Tunica adventitia, GIT

äußerste Schicht der Organe des Gastrointestinaltraktes. Sie besteht aus lockerem Bindegewebe und verankert die nicht von einer Serosa bedeckten Organe in ihrer Umgebung. Neben Fettzellen finden sich versorgende Blutgefäße und Nerven.

Bindegewebe

Bindegewebe ist deutlich anders aufgebaut als Epithel. Im Epithelverband liegen die Zellen dicht an dicht, die Interzellularräume sind eng. Das Bindegewebe enthält weniger Zellen und große Interzellularräume.

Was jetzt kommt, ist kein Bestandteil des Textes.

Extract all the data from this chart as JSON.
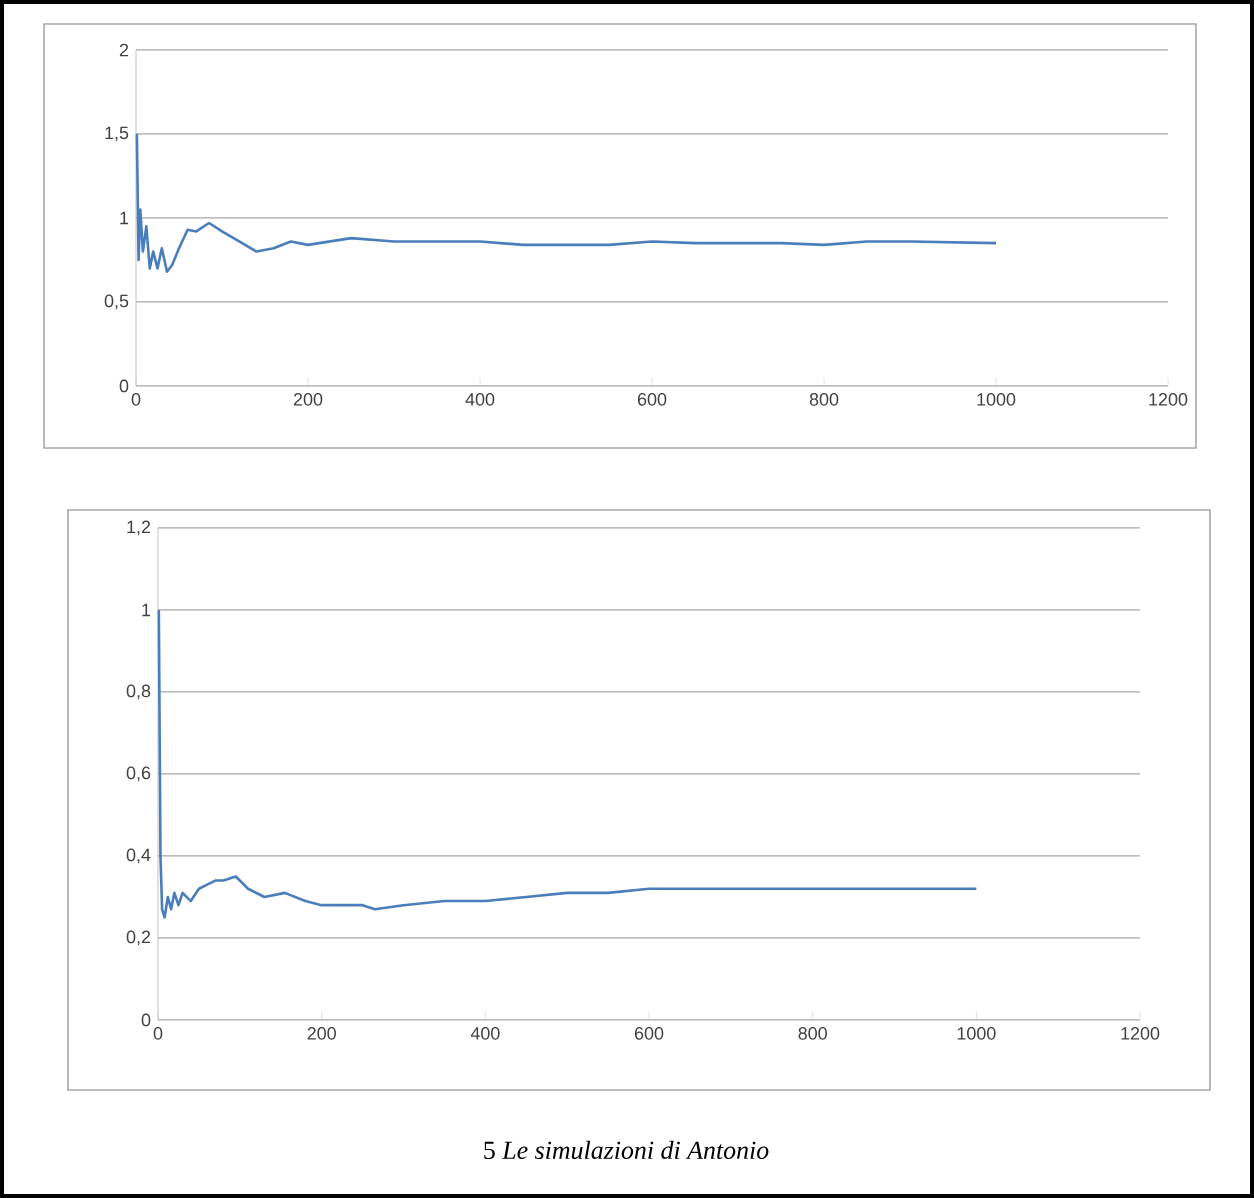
{
  "chart_data": [
    {
      "type": "line",
      "xlim": [
        0,
        1200
      ],
      "ylim": [
        0,
        2
      ],
      "xticks": [
        0,
        200,
        400,
        600,
        800,
        1000,
        1200
      ],
      "yticks": [
        0,
        {
          "value": 0.5,
          "label": "0,5"
        },
        1,
        {
          "value": 1.5,
          "label": "1,5"
        },
        2
      ],
      "grid": "y",
      "series": [
        {
          "color": "#4a7ebb",
          "x": [
            1,
            3,
            5,
            8,
            12,
            16,
            20,
            25,
            30,
            36,
            42,
            50,
            60,
            70,
            85,
            100,
            120,
            140,
            160,
            180,
            200,
            250,
            300,
            350,
            400,
            450,
            500,
            550,
            600,
            650,
            700,
            750,
            800,
            850,
            900,
            1000
          ],
          "values": [
            1.5,
            0.75,
            1.05,
            0.8,
            0.95,
            0.7,
            0.8,
            0.7,
            0.82,
            0.68,
            0.72,
            0.82,
            0.93,
            0.92,
            0.97,
            0.92,
            0.86,
            0.8,
            0.82,
            0.86,
            0.84,
            0.88,
            0.86,
            0.86,
            0.86,
            0.84,
            0.84,
            0.84,
            0.86,
            0.85,
            0.85,
            0.85,
            0.84,
            0.86,
            0.86,
            0.85
          ]
        }
      ]
    },
    {
      "type": "line",
      "xlim": [
        0,
        1200
      ],
      "ylim": [
        0,
        1.2
      ],
      "xticks": [
        0,
        200,
        400,
        600,
        800,
        1000,
        1200
      ],
      "yticks": [
        0,
        {
          "value": 0.2,
          "label": "0,2"
        },
        {
          "value": 0.4,
          "label": "0,4"
        },
        {
          "value": 0.6,
          "label": "0,6"
        },
        {
          "value": 0.8,
          "label": "0,8"
        },
        1,
        {
          "value": 1.2,
          "label": "1,2"
        }
      ],
      "grid": "y",
      "annotations": [
        "5 *Le simulazioni di Antonio*"
      ],
      "series": [
        {
          "color": "#4a7ebb",
          "x": [
            1,
            3,
            5,
            8,
            12,
            16,
            20,
            25,
            30,
            40,
            50,
            60,
            70,
            80,
            95,
            110,
            130,
            155,
            180,
            200,
            250,
            265,
            300,
            350,
            400,
            450,
            500,
            550,
            600,
            650,
            700,
            750,
            800,
            900,
            1000
          ],
          "values": [
            1,
            0.4,
            0.27,
            0.25,
            0.3,
            0.27,
            0.31,
            0.28,
            0.31,
            0.29,
            0.32,
            0.33,
            0.34,
            0.34,
            0.35,
            0.32,
            0.3,
            0.31,
            0.29,
            0.28,
            0.28,
            0.27,
            0.28,
            0.29,
            0.29,
            0.3,
            0.31,
            0.31,
            0.32,
            0.32,
            0.32,
            0.32,
            0.32,
            0.32,
            0.32
          ]
        }
      ]
    }
  ]
}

Die ortsständigen Zellen im Bindegewebe sind Fibroblasten/Fibrozyten. Außerdem kommen "freie" Zellen vor, die in das Bindegewebe einwandern oder es verlassen können und der Abwehr dienen. Die großen Interzellularräume des Bindegewebes enthalten Wasser und die extrazelluläre Matrix (amorphe Grundsubstanz und retikuläre, kollagene oder elastsiche Fasern), die von den ortsständigen Zellen gebildet wird. Bindegewebe ist im Körper weit verbreitet.

Univakuoläre Fettzellen

Adipozyten; bilden das weiße Fettgewebe. Jede Fettzelle enthält einen einzigen großen membranlosen Fetttropfen. Wird das Gewebe für histologische Routineuntersuchungen in Paraffin eingebettet, löst sich das Fett aus diesem Tropfen und es entsteht eine einzige, große Fettvakuole. Zellkern und Zytoplasma werden durch den Fetttropfen an den Zellrand gedrängt, es entsteht das Bild der Siegelringform der Fettzelle.

Die Tunica adventitia verankert die Speiseröhre in ihrer Umgebung. Sie besteht aus lockerem Bindegewebe, in ihr sind univakuoläre Fettzellen eingelagert.